Il Ciclone Martinho, che nei giorni scorsi ha colpito duramente la Spagna con forte maltempo e innalzamento del livello dei fiumi, sta finalmente perdendo forza. Sebbene la situazione meteorologica sia in miglioramento, l’allerta gialla rimane in vigore in 4 regioni del nord e nelle Isole Baleari, segno che il rischio non è ancora del tutto scongiurato.
A Madrid, dove il maltempo ha creato disagi, la situazione si è stabilizzata. Il Parco del Retiro, chiuso per motivi di sicurezza durante il picco della tempesta, è stato riaperto dopo un’attenta valutazione dei danni agli alberi. Tuttavia, le autorità esortano la popolazione alla massima cautela a causa dell’aumento della portata dei corsi d’acqua, che potrebbe comportare ulteriori criticità nei prossimi giorni.
Maltempo in Spagna, il crollo del ponte “romano”
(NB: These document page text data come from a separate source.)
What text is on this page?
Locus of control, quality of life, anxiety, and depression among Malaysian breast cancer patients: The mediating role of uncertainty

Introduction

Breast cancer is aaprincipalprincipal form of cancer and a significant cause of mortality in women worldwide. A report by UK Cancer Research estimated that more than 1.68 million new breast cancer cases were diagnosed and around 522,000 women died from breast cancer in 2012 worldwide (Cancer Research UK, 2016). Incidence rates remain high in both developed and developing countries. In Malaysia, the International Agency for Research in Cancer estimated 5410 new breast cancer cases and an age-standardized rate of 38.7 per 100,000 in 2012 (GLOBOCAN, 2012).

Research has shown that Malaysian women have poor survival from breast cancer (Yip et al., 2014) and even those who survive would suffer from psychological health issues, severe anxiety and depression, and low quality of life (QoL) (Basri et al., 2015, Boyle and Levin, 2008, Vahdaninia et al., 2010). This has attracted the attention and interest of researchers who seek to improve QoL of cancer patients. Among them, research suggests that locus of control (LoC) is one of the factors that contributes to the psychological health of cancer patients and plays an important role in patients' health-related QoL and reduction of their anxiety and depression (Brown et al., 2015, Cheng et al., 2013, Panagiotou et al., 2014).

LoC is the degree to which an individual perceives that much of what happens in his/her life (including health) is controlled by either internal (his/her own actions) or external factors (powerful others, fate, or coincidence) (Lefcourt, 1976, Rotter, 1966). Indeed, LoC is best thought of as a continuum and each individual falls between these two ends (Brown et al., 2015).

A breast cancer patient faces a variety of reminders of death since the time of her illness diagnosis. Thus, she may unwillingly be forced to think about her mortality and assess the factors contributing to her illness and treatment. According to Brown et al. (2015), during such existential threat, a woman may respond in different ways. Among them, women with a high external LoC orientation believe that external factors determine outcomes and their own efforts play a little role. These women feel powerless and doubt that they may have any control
Uno degli episodi più simbolici della furia di Martinho è stato il crollo parziale dello storico ponte di Talavera de la Reina, nella regione di Castiglia-La Mancia. Il ponte, situato nei pressi della città di Toledo, è stato diviso in 2 dalla piena del fiume Tajo, un evento che ha suscitato grande emozione e acceso un dibattito storico. Il primo ministro Pedro Sánchez ha assicurato che il governo collaborerà attivamente alla ricostruzione della struttura, e oggi il Ministro della Cultura Ernest Urtasun si recherà sul posto per un sopralluogo.
Parallelamente, si è acceso un confronto sulla reale origine del ponte. Sebbene il Comune di Talavera e lo stesso Sánchez lo abbiano definito “romano“, alcuni esperti, tra cui lo storico Francisco Álvarez, contestano questa attribuzione. Secondo Álvarez, il ponte ha subito numerose ricostruzioni nel corso dei secoli, con l’ultima grande ristrutturazione risalente al XV secolo. “Nonostante si dica in tv e nei notiziari che il ponte romano di Talavera è crollato, mi dispiace informarvi che non è romano. Capisco che questo sembri più degno di nota perché è raro che un ponte romano crolli, ma questo in particolare, costruito nel XV secolo a quanto pare, è caduto molte volte, l’ultima volta credo sia stata nel 1994. In ogni caso, e anche se non è “romano”, spero che lo riparino e lo rendano di nuovo bello“, “sembra che nemmeno le fondamenta sul lato nord siano con certezza romane. In Spagna siamo soliti chiamare qualsiasi ponte antico ‘ponte romano’”, ha scritto Álvarez su X.